Before the war closed the first pastor of the "precinct," " district " and "town " had " entered into his rest," dying upon New Year's day, 1781, a few weeks before reaching his sixty-ninth birthday. A town meeting held the week following makes no allusion to his death, but the March meeting chose a committee to settle with his heirs for salaries due. In May the town ap- pointed the selectmen a committee to provide a preacher, and in June, 1781, a meeting to consider church affairs passed several votes concerning "the Resettlement of the Gospel Ministry and Ordnances." The town no longer took upon itself the decision of the whole question of procuring a pastor, but expressed their willingness "to concur with the Church in all proper measures," and to this end they chose a committee to act with this committee of the church giving them the following instructions : "that when occasion requires they shall confer with the committee of the Church and endeavor a union and harmony in all measures." They also directed this committee "to employ Mr. David Parsons to supply the Pulpit for the present." He was the oldest son of the deceased pastor of the church, and had been graduated at Harvard college ten years previous.
In July, 1781, the town voted to pay the executor of the former pastor " the whole of the salaries Due to him on the first day of May, 1781, in gold or silver, with the interest due on the same." But in spite of this vote the debt remained unpaid, for in January, 1784, three years after their pastor's decease, the town " Voted, That the Treasurer call on the Constables to Pay the Debt Due to the Heirs of the Late Rev'd David Parsons for salaries, as soon as may be." Still the debt remained unsettled and apparently the executors brought suit against the town, for May 1, 1786, the town voted to request the continuance until the next term of court of " the action brought by the exe- cutors of the Rev'd David Parsons, Dec'd, against the town." Still another meeting instructed the selectmen " to find how much is Due to the Heirs " of Mr. Parsons, and July 13, 1786, the town appropriated the sum of £250 to pay the debts due to the heirs of the late pastor, which doubtless settled the matter legally if not satisfactorily.
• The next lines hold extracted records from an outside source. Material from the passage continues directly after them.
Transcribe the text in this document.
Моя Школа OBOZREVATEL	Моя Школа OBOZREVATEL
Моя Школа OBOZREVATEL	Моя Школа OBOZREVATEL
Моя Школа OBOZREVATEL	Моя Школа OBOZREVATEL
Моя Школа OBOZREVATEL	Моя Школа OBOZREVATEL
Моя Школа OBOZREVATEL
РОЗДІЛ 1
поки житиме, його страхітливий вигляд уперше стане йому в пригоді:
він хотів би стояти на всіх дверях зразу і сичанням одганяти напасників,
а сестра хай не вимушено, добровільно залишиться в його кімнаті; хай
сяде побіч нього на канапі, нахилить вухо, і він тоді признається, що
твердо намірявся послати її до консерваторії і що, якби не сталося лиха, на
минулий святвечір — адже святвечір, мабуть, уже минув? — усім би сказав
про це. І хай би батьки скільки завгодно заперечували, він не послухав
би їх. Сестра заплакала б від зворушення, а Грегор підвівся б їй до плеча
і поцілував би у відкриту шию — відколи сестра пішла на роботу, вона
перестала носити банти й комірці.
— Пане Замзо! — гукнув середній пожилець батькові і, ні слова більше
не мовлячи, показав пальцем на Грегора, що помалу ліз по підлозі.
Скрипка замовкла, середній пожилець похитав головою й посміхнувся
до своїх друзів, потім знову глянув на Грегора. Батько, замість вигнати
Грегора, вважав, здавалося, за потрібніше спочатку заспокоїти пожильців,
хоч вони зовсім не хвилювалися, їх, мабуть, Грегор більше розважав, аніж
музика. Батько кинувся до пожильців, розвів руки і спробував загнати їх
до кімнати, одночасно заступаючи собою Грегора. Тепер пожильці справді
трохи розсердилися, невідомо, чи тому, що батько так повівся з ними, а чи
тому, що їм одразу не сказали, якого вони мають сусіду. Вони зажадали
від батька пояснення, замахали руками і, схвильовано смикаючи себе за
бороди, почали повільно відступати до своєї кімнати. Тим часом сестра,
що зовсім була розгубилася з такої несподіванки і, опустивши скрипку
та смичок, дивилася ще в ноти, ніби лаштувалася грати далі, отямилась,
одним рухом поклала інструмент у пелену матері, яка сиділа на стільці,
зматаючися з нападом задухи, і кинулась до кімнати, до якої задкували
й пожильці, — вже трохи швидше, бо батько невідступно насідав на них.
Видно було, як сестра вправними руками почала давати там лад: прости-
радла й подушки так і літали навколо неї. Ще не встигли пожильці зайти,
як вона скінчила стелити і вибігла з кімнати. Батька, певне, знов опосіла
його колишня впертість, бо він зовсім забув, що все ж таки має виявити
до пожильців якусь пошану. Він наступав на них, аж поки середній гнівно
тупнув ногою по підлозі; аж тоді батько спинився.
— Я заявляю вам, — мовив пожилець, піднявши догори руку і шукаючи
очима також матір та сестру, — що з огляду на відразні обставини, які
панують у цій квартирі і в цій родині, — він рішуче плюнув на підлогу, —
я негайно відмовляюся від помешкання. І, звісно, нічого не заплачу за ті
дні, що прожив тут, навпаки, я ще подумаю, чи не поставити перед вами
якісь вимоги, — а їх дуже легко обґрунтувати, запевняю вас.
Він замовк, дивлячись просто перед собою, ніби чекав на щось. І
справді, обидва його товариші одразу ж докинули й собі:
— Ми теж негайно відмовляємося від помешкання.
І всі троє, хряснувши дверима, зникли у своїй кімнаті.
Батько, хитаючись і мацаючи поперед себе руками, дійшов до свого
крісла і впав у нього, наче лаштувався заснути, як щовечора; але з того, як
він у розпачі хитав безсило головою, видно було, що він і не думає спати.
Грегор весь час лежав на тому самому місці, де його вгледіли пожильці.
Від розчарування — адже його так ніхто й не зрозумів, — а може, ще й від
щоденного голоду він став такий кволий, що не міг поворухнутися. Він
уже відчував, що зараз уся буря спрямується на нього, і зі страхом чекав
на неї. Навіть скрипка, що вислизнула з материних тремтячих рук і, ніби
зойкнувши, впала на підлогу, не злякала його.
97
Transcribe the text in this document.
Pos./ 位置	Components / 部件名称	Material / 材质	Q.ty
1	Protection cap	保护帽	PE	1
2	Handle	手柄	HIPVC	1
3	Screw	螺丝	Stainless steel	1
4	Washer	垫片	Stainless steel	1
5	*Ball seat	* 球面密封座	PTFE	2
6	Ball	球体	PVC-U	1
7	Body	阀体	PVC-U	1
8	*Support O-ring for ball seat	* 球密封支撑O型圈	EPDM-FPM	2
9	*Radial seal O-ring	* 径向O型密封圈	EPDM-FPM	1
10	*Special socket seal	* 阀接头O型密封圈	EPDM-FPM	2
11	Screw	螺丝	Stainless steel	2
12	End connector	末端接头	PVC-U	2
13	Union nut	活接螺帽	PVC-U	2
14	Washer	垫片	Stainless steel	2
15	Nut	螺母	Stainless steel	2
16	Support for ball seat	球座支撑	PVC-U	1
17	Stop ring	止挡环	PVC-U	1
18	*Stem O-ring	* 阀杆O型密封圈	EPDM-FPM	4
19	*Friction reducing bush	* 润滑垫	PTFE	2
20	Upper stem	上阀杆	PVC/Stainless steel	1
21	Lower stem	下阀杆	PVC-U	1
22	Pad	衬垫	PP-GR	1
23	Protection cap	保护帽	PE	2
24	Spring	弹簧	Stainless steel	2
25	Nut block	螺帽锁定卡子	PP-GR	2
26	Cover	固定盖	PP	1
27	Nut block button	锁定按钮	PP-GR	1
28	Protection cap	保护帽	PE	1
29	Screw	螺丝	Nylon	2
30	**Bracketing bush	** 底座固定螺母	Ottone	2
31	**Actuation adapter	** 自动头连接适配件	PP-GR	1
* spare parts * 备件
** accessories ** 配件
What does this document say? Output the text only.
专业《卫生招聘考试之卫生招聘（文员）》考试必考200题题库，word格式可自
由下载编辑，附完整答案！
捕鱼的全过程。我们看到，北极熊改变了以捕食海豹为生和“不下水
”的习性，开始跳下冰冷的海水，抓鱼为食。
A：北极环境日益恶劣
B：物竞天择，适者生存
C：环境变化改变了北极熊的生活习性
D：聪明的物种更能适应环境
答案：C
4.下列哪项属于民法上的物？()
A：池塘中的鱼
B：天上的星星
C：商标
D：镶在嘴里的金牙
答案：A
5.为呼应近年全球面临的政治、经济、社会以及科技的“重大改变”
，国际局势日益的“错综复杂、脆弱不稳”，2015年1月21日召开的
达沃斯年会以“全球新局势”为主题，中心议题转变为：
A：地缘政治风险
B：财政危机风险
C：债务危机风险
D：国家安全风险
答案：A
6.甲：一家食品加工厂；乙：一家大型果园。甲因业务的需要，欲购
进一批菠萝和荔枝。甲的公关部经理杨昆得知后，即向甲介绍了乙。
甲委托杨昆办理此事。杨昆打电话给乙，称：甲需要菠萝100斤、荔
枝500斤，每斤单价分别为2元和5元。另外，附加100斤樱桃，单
This long delay in settling a salary account was no doubt due in part to the difficulties which attached to all money transactions in the time of the failure of the Continental credit and the depreciated currency of the day. Still more was it due to the feeling that Mr. Parsons's iufluence against the country in the hour of war had forfeited some part of his claim upon the scanty resources of the patriotic and self-denying majority of his people ; but doubtless the debt would have been paid in less than five years but for the complication of church troubles arising with his son and successor.